In the absence of the DC electric field, cancer cells migrated freely away from the central cell reservoir, which mimics the primary tumor, through adjacent microchannels with established polarization. Based on the initial direction cells are migrating in the absence of an electric field, two distinct phenomena are observed when the DC electric field was applied. Cells with parallel/matching electric field response direction and established polarization continued to migrate in the same direction. On the contrary, cells experiencing an electric field antiparallel to established polarization reversed their direction of migration. This demonstrates that our system can be used to study the effects of DC electric fields on cell migration and repolarization simultaneously. Our results also showed that responses to electrical cues are cell line dependent, as different cancer cell lines preferred to migrate towards the anode or cathode.

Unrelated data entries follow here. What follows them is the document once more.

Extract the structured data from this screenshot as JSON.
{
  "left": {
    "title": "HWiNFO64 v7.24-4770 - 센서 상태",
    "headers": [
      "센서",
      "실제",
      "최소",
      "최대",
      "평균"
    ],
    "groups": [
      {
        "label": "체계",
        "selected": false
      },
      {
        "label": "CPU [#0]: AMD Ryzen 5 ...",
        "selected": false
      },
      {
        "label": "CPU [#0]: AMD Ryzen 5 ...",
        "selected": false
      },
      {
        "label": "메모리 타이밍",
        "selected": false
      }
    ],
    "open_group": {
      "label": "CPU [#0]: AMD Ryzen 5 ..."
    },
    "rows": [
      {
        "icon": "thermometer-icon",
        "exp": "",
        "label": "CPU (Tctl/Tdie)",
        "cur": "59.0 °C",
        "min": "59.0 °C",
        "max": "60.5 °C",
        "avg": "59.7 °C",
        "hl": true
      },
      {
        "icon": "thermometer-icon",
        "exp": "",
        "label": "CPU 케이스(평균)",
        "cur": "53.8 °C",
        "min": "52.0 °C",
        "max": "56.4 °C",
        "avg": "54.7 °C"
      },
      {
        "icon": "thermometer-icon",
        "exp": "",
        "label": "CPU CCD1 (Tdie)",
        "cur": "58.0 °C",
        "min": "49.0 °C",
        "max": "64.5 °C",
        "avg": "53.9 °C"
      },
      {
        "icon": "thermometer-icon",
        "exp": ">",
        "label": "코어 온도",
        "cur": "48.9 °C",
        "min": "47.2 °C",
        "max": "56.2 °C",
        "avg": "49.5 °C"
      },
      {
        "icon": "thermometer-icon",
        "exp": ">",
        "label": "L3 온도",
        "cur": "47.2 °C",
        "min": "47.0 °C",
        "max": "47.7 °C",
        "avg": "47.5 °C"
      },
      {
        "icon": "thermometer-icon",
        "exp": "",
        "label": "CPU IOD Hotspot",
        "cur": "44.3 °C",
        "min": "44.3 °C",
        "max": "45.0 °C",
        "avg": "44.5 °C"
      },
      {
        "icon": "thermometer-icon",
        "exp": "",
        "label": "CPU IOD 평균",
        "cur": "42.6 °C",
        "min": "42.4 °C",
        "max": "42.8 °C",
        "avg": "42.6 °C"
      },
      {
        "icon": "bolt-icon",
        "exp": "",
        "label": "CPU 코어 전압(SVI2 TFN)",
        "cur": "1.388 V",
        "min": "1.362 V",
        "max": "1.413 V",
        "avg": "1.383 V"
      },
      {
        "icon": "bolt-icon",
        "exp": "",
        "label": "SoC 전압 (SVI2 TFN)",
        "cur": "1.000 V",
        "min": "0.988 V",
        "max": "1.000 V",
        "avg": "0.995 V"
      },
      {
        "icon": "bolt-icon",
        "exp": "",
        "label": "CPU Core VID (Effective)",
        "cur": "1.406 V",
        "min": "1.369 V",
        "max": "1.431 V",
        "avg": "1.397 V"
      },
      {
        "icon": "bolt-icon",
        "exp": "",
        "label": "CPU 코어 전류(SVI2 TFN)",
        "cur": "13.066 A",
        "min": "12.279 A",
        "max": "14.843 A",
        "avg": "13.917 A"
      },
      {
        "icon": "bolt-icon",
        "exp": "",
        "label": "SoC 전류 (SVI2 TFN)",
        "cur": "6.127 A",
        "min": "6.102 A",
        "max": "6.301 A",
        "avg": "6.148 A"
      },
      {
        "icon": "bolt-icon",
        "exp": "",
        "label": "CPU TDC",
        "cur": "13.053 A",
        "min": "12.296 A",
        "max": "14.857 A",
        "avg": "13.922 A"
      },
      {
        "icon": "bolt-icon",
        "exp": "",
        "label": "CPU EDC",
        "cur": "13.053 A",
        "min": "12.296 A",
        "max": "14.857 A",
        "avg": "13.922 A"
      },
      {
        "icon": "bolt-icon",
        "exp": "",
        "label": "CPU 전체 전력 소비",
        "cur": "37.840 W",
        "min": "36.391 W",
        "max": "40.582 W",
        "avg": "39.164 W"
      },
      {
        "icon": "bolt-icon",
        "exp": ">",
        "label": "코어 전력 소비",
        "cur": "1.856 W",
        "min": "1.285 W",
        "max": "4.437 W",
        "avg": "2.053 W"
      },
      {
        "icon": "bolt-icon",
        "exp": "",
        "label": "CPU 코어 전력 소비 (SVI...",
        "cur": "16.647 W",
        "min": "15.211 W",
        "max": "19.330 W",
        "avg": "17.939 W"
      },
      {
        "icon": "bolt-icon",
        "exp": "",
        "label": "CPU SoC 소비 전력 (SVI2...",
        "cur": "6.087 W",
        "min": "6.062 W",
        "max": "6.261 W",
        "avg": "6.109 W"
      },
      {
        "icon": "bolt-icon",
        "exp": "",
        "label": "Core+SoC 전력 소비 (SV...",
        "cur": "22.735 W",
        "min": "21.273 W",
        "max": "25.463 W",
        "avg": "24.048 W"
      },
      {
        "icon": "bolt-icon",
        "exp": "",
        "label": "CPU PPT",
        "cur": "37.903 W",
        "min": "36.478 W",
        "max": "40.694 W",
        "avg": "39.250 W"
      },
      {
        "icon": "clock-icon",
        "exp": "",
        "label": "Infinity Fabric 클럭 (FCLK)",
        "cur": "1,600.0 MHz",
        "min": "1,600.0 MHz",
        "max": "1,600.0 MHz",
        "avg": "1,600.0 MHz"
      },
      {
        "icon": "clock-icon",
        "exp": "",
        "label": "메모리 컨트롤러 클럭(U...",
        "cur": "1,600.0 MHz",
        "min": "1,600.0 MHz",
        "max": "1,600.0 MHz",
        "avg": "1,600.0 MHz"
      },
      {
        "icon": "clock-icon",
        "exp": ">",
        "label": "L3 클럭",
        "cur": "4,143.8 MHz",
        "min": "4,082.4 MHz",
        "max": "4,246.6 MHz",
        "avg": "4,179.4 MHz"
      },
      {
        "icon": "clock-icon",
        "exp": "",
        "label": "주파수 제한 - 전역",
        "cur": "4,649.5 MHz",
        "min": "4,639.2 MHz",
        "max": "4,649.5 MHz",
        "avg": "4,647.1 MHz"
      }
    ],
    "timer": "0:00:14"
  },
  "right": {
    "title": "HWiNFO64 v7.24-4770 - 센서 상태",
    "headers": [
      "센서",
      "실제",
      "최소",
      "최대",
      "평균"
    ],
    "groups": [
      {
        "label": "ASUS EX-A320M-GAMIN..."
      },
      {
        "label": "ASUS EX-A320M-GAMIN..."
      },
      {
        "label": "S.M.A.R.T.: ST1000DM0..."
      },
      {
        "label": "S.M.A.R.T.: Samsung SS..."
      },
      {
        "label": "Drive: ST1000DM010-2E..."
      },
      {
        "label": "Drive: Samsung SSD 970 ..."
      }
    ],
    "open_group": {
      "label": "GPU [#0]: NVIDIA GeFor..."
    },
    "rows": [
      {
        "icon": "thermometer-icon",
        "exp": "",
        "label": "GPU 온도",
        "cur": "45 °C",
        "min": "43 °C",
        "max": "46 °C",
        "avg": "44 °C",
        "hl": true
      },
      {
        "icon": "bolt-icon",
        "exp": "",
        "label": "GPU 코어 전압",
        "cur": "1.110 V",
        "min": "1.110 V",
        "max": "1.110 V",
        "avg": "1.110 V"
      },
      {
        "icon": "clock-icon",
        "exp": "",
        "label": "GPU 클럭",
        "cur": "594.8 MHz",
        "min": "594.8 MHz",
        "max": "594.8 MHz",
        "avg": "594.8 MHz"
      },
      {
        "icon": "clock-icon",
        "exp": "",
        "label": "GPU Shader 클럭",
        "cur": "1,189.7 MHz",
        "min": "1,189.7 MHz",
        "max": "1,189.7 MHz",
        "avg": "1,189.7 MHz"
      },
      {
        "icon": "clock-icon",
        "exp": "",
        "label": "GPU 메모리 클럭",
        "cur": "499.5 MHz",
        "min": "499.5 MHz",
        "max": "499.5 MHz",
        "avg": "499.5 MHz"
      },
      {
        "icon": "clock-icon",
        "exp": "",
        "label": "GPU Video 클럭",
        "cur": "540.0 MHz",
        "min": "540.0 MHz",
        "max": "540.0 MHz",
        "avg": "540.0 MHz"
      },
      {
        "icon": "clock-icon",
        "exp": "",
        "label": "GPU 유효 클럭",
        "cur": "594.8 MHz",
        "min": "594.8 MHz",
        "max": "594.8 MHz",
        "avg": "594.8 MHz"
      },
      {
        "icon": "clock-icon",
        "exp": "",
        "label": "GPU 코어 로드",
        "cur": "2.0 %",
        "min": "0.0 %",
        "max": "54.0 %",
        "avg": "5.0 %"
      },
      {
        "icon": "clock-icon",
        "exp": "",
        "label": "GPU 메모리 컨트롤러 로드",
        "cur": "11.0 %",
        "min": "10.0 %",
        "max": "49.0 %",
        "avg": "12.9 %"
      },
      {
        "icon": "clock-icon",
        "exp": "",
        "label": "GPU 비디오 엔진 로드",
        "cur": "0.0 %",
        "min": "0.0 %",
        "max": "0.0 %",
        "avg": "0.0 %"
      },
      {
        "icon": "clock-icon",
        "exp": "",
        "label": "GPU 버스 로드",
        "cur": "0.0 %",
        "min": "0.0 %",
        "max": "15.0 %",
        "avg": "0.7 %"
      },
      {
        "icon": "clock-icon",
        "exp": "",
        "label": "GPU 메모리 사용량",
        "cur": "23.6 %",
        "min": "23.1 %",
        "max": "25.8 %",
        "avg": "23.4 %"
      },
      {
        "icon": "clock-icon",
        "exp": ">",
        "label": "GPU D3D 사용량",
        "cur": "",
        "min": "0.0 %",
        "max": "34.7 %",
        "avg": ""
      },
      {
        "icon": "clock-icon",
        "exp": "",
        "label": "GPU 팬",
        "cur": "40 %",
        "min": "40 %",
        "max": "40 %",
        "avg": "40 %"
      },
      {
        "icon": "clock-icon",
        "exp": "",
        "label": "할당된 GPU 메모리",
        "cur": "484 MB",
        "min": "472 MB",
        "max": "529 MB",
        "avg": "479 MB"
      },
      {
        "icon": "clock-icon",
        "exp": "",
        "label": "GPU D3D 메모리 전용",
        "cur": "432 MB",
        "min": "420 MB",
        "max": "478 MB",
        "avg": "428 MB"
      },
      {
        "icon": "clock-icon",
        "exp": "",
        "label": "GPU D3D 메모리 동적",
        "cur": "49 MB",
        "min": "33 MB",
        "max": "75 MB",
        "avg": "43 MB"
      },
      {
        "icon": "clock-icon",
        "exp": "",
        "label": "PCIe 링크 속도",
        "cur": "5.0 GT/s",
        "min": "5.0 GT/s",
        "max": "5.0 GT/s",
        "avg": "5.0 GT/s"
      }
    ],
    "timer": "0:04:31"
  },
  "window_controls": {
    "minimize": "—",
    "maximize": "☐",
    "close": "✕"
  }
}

Previous works have claimed that electric fields provide not only directional migration cues but also kinetic cues that increase cell migration speed on conventional 2D platforms in a voltage-dependent manner. However, in our platform to study confined migration, we found that a physiological level of the electric field (0.5 V/cm) did not alter the cell migration velocity, but did control the direction cell migration and alter the phenotype by increasing the use of a bleb-based as opposed to protrusive-based migration mode Additionally, the applied electric field increased the number, but not the size of focal adhesions. Because contractility regulates bleb-based migration, we further investigated its role in migration under the influence of DC electric field. Interestingly, we found that the DC electric field is able to bypass the cell’s reliance on cellular contractility. These data suggest a different underlying mechanism of cell migration under electric field. Currently we are investigating the role of different ion channels and ion pumps in the migration of cancer cells under electric field.

Understanding how cancer cells migrate through physiologically relevant confined spaces under the influence of electric fields could potentially offer insights into the development of novel therapeutic strategies to control cell migration and ultimately inhibit cancer metastasis.